2002 Denver Annual Meeting (October 27-30, 2002)

Paper No. 13
Presentation Time: 8:00 AM-12:00 PM

AGE AND CHARACTER OF PRECAMBRIAN BASEMENT IN THE LITTLE BELT MOUNTAINS, MONTANA: IMPLICATIONS FOR THE ROLE OF THE GREAT FALLS TECTONIC ZONE IN THE PALEOPROTEROZOIC ASSEMBLY OF NORTH AMERICA


VOGL, James J.1, FOSTER, David A.1, MUELLER, Paul A.1, MOGK, David W.2 and WOODEN, Joseph L.3, (1)Geological Sciences, Univ of Florida, Gainesville, FL 32611, (2)Department of Earth Sciences, Montana State Univ, Bozeman, MT 59717, (3)U.S. Geological Survey, 345 Middlefield Road, Menlo Park, CA 94025, jvogl@geology.ufl.edu

The Great Falls tectonic zone (GFTZ) in western Montana is a NE-trending zone of Proterozoic to Tertiary features and geophysical trends thought to be controlled by inherited basement structures. Paleoproterozoic basement in the GFTZ defines the boundary between the Archean Wyoming province and Medicine Hat block. The Little Belt Mountains (LBM) of west-central Montana provide the only exposures of basement within the GFTZ and therefore the only place to directly assess the role of the GFTZ in Paleoproterozoic assembly of the Laurentia. The northern part of the LBM exposure consists of felsic to mafic migmatites derived from plutonic and meta-volcanic rocks. Preliminary U-Pb zircon data from a leucogranite pod suggests Paleoproterozoic high-grade metamorphism and melting. The central LBM are composed of two homogeneously foliated intermediate plutonic bodies previously dated as 1.8-1.9 Ga. The southern half of the LBM is dominated by compositionally variable weakly foliated leucogranites. Leucogranite contains lenses of older highly foliated/lineated intermediate and mafic rocks. One amphibolite lense has yielded a U-Pb zircon age of ~1.81 Ga, providing a maximum age for the leucogranite. A mappable metadiorite body in the northern part of the leucogranite yielded a U-Pb zircon age of ~2.8 Ga. Leucogranite dikes intrude the intermediate plutonic rocks in the central LBM. Thus, current mapping indicates that the area consists almost entirely of a felsic-to-mafic, igneous/meta-igneous rocks with both Late Archean and Paleoproterozoic ages. The area is dissected by a 1-2 km thick mylonite zone that dips moderately southward, affects a variety of mafic to felsic plutonic rocks, and is locally folded. Mylonitic fabrics are dominantly greenschist-grade, with remnants of amphibolite-facies fabrics suggesting deformation during cooling or during multiple episodes.
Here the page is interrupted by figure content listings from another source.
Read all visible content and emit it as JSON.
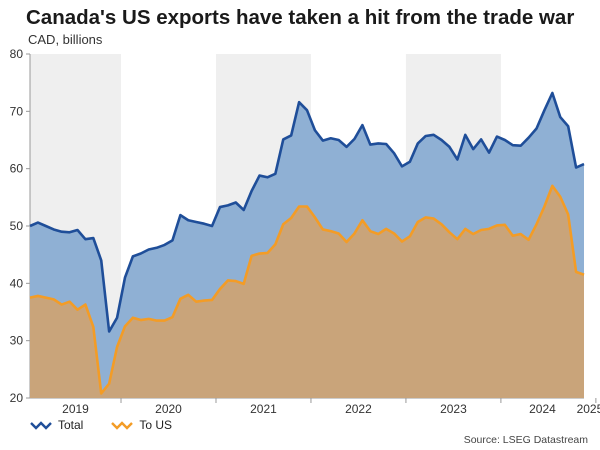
{
  "header": {
    "title": "Canada's US exports have taken a hit from the trade war",
    "subtitle": "CAD, billions"
  },
  "source": "Source: LSEG Datastream",
  "chart_data": {
    "type": "area",
    "ylim": [
      20,
      80
    ],
    "yticks": [
      20,
      30,
      40,
      50,
      60,
      70,
      80
    ],
    "x_start": "2019-01",
    "x_end": "2025-05",
    "year_labels": [
      "2019",
      "2020",
      "2021",
      "2022",
      "2023",
      "2024",
      "2025"
    ],
    "shaded_years": [
      "2019",
      "2021",
      "2023",
      "2025"
    ],
    "grid": false,
    "legend_position": "bottom-left",
    "series": [
      {
        "name": "Total",
        "color": "#1f4e99",
        "fill": "#8fb0d4",
        "values": [
          50.0,
          50.6,
          50.0,
          49.4,
          49.0,
          48.9,
          49.3,
          47.7,
          47.9,
          44.0,
          31.6,
          34.0,
          41.0,
          44.7,
          45.2,
          45.9,
          46.2,
          46.7,
          47.5,
          51.9,
          51.0,
          50.7,
          50.4,
          50.0,
          53.3,
          53.6,
          54.1,
          52.8,
          56.1,
          58.8,
          58.5,
          59.1,
          65.1,
          65.8,
          71.6,
          70.2,
          66.7,
          64.9,
          65.3,
          65.0,
          63.8,
          65.2,
          67.6,
          64.2,
          64.4,
          64.3,
          62.7,
          60.4,
          61.2,
          64.4,
          65.7,
          65.9,
          65.0,
          63.8,
          61.6,
          65.9,
          63.4,
          65.1,
          62.8,
          65.6,
          65.0,
          64.1,
          64.0,
          65.4,
          67.0,
          70.2,
          73.2,
          69.0,
          67.4,
          60.2,
          60.8
        ]
      },
      {
        "name": "To US",
        "color": "#f39c26",
        "fill": "#c9a47a",
        "values": [
          37.5,
          37.8,
          37.5,
          37.2,
          36.3,
          36.8,
          35.4,
          36.3,
          32.4,
          20.8,
          22.5,
          28.9,
          32.5,
          34.0,
          33.6,
          33.8,
          33.5,
          33.5,
          34.1,
          37.3,
          38.0,
          36.8,
          37.0,
          37.1,
          39.0,
          40.5,
          40.4,
          39.9,
          44.8,
          45.2,
          45.3,
          46.8,
          50.3,
          51.4,
          53.4,
          53.4,
          51.5,
          49.4,
          49.1,
          48.7,
          47.2,
          48.7,
          51.0,
          49.1,
          48.6,
          49.5,
          48.7,
          47.3,
          48.2,
          50.7,
          51.5,
          51.3,
          50.3,
          48.9,
          47.7,
          49.5,
          48.6,
          49.3,
          49.5,
          50.1,
          50.2,
          48.3,
          48.6,
          47.6,
          50.3,
          53.4,
          57.0,
          55.1,
          52.0,
          42.0,
          41.5
        ]
      }
    ]
  }
}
Lineations plunge gently from WNW to WSW and are roughly parallel to lineations in lower strain rocks away from the mylonite zone. The majority of kinematic indicators from the mylonite and adjacent rocks yield a sinistral shear sense. The lineations and foliations within the area studied thus far are oblique to the NE trend of the GFTZ suggesting that they have either been rotated by later km-scale folding or formed during oblique convergence.